I pour another glass of cheap red wine and settle into the corner of my couch. The case files spread across my coffee table should demand my attention. We're closer than I've ever been to taking down someone who destroys lives for profit. The Bauer family depositions. The Henderson evidence. Bank records Ash secured through non-legal channels, I'm still trying to justify.
But I keep thinking about that feeling of being completely safe with him in that moment - rational brain turned off, every worry dropped, just being there in a complete show of trust I still don't understand.
My gaze drops to my computer and the small thumbnail of Carman's college graduation photo in the corner. Her smile. Herwarmth. All of it taken for granted, used against her. She never had safe. Never felt protected.
The thought brings an unwelcome ping of appreciation for Ash, despite myself.
She'd been dating that asshole Derek then—the one who convinced her she needed him, that she was too naive to navigate the world alone.
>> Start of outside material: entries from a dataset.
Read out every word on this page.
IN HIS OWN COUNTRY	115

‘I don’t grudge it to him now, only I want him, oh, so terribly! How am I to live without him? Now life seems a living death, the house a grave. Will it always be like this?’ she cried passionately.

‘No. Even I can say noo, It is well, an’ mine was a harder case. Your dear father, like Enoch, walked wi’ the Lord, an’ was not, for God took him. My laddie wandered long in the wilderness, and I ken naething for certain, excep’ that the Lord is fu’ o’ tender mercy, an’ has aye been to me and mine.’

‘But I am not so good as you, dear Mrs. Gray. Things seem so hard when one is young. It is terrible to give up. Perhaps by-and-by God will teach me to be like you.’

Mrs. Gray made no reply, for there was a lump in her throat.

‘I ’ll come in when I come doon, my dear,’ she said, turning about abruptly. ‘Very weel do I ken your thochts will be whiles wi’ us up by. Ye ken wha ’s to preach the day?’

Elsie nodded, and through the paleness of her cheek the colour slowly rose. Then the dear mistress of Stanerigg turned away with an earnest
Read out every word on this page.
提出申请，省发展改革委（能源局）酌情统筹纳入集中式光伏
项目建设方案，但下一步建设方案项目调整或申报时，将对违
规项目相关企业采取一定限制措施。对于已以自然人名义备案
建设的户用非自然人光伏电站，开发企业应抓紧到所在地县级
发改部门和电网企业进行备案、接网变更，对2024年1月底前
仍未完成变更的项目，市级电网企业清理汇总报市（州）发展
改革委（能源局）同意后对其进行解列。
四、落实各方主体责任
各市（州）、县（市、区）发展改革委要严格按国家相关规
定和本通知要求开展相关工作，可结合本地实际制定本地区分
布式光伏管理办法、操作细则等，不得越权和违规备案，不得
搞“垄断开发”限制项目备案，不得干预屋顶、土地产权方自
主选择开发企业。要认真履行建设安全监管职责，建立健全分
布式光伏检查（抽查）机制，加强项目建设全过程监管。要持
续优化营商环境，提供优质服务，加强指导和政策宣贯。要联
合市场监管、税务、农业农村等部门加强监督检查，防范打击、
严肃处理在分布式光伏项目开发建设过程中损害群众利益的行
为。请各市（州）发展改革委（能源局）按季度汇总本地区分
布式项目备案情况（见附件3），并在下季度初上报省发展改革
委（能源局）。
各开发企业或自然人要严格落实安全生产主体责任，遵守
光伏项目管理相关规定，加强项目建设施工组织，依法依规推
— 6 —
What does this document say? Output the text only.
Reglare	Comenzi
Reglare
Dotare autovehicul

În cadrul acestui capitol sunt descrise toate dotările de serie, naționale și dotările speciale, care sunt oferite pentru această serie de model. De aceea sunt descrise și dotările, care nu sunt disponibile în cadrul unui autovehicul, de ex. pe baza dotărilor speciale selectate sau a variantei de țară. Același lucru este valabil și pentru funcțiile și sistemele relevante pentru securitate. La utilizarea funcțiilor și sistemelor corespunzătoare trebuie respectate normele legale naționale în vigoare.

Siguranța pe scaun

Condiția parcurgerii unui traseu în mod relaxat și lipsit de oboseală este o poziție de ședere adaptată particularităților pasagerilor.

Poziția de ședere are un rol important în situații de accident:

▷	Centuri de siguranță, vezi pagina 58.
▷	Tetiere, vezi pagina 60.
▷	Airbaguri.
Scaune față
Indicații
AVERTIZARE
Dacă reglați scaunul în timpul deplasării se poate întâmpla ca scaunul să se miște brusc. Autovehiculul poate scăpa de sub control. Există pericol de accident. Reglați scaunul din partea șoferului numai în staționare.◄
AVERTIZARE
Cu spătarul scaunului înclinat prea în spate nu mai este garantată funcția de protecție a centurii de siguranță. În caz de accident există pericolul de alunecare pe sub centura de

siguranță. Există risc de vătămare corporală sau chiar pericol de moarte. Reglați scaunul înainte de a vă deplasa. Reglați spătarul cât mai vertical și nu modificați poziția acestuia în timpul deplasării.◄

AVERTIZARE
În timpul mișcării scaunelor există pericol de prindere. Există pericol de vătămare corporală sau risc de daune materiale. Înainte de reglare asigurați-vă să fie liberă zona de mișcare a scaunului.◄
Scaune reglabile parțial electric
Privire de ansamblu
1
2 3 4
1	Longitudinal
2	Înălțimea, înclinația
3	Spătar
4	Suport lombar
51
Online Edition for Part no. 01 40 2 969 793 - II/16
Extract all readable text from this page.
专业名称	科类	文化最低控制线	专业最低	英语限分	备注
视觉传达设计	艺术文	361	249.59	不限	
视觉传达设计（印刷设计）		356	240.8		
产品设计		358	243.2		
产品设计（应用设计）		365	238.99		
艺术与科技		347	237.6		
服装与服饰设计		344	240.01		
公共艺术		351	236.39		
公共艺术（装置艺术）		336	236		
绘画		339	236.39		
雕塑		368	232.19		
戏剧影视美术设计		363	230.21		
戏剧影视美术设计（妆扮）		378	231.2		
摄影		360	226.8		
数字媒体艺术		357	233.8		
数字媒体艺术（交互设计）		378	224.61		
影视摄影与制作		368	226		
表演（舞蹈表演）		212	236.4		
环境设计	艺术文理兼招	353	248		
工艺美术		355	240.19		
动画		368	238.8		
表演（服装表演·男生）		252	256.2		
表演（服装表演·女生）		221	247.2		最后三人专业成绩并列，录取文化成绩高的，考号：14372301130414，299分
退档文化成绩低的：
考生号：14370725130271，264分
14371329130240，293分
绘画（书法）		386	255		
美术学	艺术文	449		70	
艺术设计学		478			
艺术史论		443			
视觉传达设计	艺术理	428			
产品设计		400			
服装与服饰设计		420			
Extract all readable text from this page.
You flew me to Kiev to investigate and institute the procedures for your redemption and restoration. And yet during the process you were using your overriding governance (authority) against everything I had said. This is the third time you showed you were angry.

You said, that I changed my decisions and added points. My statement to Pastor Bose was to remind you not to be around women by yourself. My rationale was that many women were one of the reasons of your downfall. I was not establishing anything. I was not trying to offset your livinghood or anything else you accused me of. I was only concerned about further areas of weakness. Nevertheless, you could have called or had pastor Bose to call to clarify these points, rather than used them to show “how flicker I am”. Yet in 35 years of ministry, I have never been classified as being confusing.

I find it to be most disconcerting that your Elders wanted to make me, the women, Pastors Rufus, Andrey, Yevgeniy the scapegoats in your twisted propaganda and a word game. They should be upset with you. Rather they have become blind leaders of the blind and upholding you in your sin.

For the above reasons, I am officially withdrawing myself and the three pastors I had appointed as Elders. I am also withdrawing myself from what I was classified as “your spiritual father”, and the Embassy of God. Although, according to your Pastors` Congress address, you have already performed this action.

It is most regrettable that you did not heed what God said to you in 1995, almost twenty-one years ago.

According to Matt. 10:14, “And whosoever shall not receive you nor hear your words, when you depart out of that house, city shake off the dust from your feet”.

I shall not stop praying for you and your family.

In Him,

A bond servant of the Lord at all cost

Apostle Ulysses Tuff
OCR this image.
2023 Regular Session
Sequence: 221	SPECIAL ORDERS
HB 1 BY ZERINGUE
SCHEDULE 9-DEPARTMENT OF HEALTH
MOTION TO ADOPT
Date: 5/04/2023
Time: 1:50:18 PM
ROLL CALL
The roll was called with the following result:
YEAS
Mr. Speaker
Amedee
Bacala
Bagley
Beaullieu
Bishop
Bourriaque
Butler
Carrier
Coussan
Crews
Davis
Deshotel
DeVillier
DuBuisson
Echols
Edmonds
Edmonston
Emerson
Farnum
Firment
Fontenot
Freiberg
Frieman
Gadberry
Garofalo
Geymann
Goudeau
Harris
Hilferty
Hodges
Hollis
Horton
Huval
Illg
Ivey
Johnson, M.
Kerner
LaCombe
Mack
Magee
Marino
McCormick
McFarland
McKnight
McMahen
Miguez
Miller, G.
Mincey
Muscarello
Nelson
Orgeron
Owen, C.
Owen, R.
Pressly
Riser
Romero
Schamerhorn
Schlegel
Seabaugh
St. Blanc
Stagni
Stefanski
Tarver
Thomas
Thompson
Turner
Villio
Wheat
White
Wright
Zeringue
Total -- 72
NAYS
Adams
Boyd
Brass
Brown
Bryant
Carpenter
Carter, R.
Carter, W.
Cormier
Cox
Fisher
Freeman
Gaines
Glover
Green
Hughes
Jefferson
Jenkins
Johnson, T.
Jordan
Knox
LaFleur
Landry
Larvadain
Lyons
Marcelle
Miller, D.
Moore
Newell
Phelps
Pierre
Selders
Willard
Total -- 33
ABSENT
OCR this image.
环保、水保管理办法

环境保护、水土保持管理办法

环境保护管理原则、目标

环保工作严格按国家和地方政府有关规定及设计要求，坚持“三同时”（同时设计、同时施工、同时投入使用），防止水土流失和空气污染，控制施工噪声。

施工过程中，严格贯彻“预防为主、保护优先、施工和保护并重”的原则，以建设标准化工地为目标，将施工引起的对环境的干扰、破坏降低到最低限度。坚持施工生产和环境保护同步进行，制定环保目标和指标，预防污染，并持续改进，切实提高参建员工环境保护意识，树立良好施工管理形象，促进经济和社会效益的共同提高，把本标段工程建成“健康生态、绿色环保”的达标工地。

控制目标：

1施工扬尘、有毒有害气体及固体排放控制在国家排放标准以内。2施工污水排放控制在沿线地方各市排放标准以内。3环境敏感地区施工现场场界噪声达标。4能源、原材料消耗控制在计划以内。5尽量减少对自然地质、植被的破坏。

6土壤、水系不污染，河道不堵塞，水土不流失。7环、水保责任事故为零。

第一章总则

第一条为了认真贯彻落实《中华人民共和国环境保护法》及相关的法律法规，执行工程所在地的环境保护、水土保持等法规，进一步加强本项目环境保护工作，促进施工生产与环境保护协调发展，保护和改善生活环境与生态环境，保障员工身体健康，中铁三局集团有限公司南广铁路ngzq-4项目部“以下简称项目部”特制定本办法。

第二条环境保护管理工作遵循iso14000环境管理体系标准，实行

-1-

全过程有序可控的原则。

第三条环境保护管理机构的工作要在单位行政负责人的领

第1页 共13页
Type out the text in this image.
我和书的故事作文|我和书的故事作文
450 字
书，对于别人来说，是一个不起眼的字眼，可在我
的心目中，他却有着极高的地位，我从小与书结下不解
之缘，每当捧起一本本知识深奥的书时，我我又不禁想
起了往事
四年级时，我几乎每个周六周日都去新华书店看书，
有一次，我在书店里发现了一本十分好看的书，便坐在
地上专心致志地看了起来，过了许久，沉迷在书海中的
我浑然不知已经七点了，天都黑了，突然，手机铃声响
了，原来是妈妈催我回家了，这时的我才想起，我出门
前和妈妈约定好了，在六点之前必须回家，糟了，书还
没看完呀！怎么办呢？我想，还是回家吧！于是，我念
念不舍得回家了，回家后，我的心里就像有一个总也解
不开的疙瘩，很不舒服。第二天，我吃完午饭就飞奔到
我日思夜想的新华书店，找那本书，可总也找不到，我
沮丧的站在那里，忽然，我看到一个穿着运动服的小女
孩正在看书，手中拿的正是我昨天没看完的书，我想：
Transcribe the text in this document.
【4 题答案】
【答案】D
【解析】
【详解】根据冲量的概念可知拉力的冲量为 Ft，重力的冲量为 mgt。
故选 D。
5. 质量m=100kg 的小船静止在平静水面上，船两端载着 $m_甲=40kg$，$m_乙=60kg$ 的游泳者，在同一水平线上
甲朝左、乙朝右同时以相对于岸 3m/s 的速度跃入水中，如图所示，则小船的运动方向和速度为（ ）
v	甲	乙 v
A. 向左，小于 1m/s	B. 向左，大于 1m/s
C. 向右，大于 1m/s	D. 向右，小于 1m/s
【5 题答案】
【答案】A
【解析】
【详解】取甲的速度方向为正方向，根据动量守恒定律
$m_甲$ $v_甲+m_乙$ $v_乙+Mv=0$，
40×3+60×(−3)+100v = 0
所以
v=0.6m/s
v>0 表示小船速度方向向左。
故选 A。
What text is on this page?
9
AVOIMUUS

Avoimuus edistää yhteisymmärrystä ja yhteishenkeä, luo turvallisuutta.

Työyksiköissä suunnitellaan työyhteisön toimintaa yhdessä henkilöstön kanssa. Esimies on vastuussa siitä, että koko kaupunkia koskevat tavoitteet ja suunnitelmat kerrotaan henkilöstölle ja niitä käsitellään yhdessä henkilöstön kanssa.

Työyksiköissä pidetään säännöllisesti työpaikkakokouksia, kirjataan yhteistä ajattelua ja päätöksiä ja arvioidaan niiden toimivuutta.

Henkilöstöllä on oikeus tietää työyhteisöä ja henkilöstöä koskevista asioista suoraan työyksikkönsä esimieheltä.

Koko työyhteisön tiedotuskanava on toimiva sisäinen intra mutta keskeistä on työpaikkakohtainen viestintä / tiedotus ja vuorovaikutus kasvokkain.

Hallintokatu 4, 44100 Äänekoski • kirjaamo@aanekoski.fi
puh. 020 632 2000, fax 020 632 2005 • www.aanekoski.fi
I'd tried to warn her, tried to get her to see what he was doing. But Carman was stubborn, trusted too easily, and believed people could change if you just loved them enough.
I take another sip of wine, the alcohol doing nothing to quiet the rage burning in my chest. Years of investigations. Years of watching her case file gather dust while Derek walked free and the real story stayed buried.
"I'm going to get them," I whisper. "All of them. For every voice they've silenced."
The wine has me making promises I might not be able to keep. But sitting here alone, surrounded by evidence of corruption that reaches into every corner of the justice system, I feel the weight of every case I couldn't solve, every victim who didn't get justice.
Carman deserves better than the lies they printed in the newspapers. She deserves more than being written off as another young woman who made the wrong choices.
I'm reaching for the wine bottle when something crashes in the kitchen. The sound cuts through my thoughts. I freeze, bottle halfway to my glass.
"Shit." I set the wine aside and move toward the kitchen, hand automatically checking for my gunbelt even though I took it off an hour ago when I came home. The window above the sink hangs open—I'd cracked it when I got home—and the ceramic bowl that usually sits on the sill lies shattered on the counter.
Just wind. Nothing sinister, nothing threatening.
But my nerves are shot, and I've been running on caffeine and stubbornness for days. I'm crouched beside the broken bowl, gathering pieces, when my front door explodes inward.
The frame splinters, wood cracking with explosive force. Ash fills the doorway—shoulders blocking the hallway light, eyes wild with lethal intent as they sweep the room for threats. His leather cut hangs open over a black shirt, and there's something in his stance that speaks of violence barely leashed.
"Where is he?" Ash growls.
“There's no one—" I start, but he's already moving through my apartment, clearing rooms like he's expecting an ambush.
"I heard breaking glass. Thought someone was—" His gaze finds mine, and I watch him cycle through relief to fury in the space of seconds. "You're bleeding."